Fantastic engine, good build quality, left-field-ness
Rivals are sharper and more engaging at this price, whole car feels a little last generation
What is it?
Less powerful, that’s what. Feels cruel to kick off a review of a Japanese performance coupe by noting that it’s down on power, but in order to comply with ever more stringent emissions regulations, Lexus has had to revise the RC F’s 5.0-litre V8 down from 471bhp when it first blasted onto the scene a few years ago, to 457bhp today.
Boo, hiss etc etc. However, flip that and think of it this way – Lexus has somehow managed, in 2019, to get a 5.0-litre naturally-aspirated V8 petrol engine on sale, jumping through increasingly fire-tinged rings to keep its mini-muscle car on sale. Bravo.
So, the RC F. A powerful, mid-sized rear-drive coupe that’s ostensibly a rival for cars such as the BMW M4 and Mercedes-AMG C63 (perhaps even four-door stuff like the Alfa Giulia Quadrifoglio), each an incredibly tough nut to crack; one is practically the benchmark, the other is the most charming hooligan you’ll ever meet. The last one’s practically a four-door Ferrari.
The RC F then, trades on its nuance: a naturally-aspirated V8 in a world of forced induction, and a proudly Japanese identity and approach to everything – from the styling to user interface – in the face of what some might call homogeneity.

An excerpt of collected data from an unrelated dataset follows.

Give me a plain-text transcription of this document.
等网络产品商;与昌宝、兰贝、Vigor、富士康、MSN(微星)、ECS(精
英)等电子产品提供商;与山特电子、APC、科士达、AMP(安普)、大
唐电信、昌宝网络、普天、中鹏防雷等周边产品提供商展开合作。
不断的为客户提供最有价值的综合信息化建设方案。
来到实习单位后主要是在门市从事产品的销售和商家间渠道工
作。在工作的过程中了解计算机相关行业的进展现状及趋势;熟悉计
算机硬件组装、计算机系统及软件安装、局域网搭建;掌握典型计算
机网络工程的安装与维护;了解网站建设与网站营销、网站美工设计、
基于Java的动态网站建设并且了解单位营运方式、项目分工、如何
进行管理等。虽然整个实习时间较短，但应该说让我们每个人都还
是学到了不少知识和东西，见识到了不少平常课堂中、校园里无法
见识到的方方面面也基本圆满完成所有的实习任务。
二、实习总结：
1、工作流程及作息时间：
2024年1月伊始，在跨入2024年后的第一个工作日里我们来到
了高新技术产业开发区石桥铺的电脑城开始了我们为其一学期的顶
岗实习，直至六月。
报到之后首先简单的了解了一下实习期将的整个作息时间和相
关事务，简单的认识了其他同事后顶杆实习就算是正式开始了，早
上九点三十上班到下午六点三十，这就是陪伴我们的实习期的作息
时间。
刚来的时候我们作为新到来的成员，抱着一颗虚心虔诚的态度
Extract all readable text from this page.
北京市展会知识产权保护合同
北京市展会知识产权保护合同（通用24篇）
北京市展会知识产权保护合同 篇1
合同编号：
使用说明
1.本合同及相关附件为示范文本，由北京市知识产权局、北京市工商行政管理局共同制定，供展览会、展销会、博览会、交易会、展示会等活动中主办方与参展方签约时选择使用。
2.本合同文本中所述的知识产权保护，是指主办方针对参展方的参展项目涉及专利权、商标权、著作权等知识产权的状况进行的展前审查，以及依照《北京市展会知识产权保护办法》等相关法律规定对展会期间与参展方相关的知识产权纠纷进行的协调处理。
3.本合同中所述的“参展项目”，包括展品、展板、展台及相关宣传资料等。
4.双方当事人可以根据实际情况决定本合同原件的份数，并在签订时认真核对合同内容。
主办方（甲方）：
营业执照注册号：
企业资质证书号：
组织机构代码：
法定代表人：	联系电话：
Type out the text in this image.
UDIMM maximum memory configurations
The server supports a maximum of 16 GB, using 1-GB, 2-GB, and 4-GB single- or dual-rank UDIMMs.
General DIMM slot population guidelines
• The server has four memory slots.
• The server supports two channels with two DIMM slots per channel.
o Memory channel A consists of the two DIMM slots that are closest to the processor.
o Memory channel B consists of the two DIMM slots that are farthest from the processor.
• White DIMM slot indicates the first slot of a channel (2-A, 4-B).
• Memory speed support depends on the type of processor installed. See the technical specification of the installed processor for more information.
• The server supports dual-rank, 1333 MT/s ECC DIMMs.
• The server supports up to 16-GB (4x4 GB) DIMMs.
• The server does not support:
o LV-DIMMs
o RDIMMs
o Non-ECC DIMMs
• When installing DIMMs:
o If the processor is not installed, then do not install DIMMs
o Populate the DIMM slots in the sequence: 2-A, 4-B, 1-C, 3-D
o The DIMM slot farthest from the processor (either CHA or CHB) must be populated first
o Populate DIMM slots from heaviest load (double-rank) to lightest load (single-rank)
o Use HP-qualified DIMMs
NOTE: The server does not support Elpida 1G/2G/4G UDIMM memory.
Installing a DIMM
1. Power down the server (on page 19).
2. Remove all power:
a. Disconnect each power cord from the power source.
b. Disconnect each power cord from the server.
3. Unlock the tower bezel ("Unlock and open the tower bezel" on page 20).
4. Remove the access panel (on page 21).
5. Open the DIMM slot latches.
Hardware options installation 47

There’s a revised eight-speed automatic gearbox in the middle, drive to the rear (itself now under threat for cars like these), and a raft of revisions for 2019 and beyond. These include a refreshed face, the addition of launch control, a limited slip diff, and the option of carbon fibre composite body panels.
The suspension’s been tweaked, too: excellently nerdy stuff like hollow half-shafts in place of solid ones, aluminium parts to save weight, stiffer suspension arm bushings and steering rack mounts, and stronger engine mounts.
There are three versions of the RC F you can buy in the UK: the standard car, the RC F Carbon (carbon fibre roof, bonnet), and the RC F Track Edition (Brembo brakes, a torque vectoring diff, BBS alloys, fixed rear wing, red Alcantara and other CF parts). Prices range from a little over £60,000, to almost £80,000. More on that further on.
Lexus estimates the TE takes between 70kg and 80kg of weight from the previous generation standard RC F, using knowledge gleaned from Lexus’s Super GT and IMSA race teams. The new, standard car clocks in at 1,715kg, mind, so it’s still rather heavy...
Our choice from the range
What is the verdict?
In isolation, the RC F is a good car. It steers, rides and handles with assuredness – if not the fizz others manage – offers decent bang for your buck, and represents a very particular way of thinking about the whole rear-drive-powerful-coupe thing.
But stuff like the M4 and C63 have moved the game on in leaps and bounds, and have continued to set new benchmarks. For this kind of money, you can’t discount them, and in that company the Lexus struggles to compete.
It’s got heart, the RC F, it’s just not the championship contender it wants to be. Top notch Japanese muscle car, though, and there’s a lot to be said for that.